AXA Financial, as The Equitable Cos. is now called, is renaming its captive sales force AXA Advisors, LLC. Previously, the sales force had operated under The Equitable Life Assurance Society of the United States, a subsidiary of The Equitable Cos. All new hires will become fee-based financial planners, while current brokers will have the option to collect commissions or fees, according to Barbara Wilkoc, spokesperson for AXA Financial, which is based in New York.

The company was renamed to change the perception the investing public has about the Equitable name, which is associated mainly with insurance and annuity products sold under the Equitable Life brand, according to AXA officials. Shareholders approved the renaming of the company in May, and the change took effect earlier this month. A television and print advertising campaign has been launched to introduce the AXA Advisors name and new sales concept to the public.

AXA is the parent company of not only Equitable Life but also Alliance Capital Management and Donaldson, Lufkin & Jenrette, both of New York. The company was renamed so that it would be more easily associated with a number of financial products and services - not just those offered by Equitable Life.

AXA advisors are allowed to sell over 900 mutual funds from over 20 fund companies.
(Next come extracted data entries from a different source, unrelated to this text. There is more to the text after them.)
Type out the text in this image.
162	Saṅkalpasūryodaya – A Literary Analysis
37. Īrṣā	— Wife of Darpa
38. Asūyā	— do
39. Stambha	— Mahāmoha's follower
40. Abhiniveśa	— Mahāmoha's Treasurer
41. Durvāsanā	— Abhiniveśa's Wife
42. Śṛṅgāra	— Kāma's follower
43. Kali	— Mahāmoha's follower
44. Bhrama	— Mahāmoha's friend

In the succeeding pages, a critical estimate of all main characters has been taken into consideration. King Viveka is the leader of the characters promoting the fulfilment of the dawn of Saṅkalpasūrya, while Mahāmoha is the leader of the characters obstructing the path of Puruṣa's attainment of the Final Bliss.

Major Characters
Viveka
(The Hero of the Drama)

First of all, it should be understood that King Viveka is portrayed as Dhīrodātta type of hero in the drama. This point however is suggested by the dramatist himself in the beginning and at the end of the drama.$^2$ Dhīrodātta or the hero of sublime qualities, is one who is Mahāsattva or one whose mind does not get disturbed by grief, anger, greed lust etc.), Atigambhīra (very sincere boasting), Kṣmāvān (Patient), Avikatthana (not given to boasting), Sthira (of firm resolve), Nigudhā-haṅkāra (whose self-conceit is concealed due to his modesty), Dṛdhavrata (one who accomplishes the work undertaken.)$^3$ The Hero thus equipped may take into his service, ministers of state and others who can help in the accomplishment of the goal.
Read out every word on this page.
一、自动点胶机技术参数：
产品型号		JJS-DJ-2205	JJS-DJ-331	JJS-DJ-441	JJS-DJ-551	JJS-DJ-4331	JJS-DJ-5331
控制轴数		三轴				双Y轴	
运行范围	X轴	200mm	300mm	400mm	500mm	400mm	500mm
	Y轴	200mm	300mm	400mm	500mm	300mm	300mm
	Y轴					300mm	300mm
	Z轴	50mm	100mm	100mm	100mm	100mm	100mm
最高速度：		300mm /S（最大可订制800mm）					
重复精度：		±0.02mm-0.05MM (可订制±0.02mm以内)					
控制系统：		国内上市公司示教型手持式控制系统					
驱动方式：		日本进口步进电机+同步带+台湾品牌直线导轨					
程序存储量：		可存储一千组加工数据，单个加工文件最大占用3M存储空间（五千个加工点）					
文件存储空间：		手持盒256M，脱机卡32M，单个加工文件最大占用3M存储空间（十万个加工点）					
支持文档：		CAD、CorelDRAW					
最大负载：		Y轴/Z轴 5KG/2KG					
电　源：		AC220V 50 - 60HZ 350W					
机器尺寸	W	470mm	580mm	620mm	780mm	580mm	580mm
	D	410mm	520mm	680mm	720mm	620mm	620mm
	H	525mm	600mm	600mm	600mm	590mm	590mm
They also sell Alliance Capital funds and the Winthrop Funds, which are managed by a subsidiary of Donaldson, Lufkin & Jenrette.

"We obviously offer much more than insurance and annuity products. That calls for a name with a broader meaning," said Edward D. Miller, president and chief executive officer of AXA Financial, in a statement.

AXA Advisors, which has a sales force of 7,000 people, is also trying to reposition itself among investors by changing to a fee-based structure. Many brokerages have established fee-based wrap programs in order to allow their sales force flexibility with their clients. They are also able to distance themselves from the perception that their decisions are motivated by the commissions they get from making transactions, according to a report on the registered investment advisor market released by Cerulli Associates of Boston earlier this year.

"Traditional brokerages and insurance companies such as Merrill Lynch and Prudential soon began to formally incorporate the tenets of financial planning into their sales systems," the report said. "As a result, many firms developed mutual fund wrap programs and adopted new monikers for their rep force - renaming them financial planners, advisors, or consultants, rather than transaction-oriented brokers."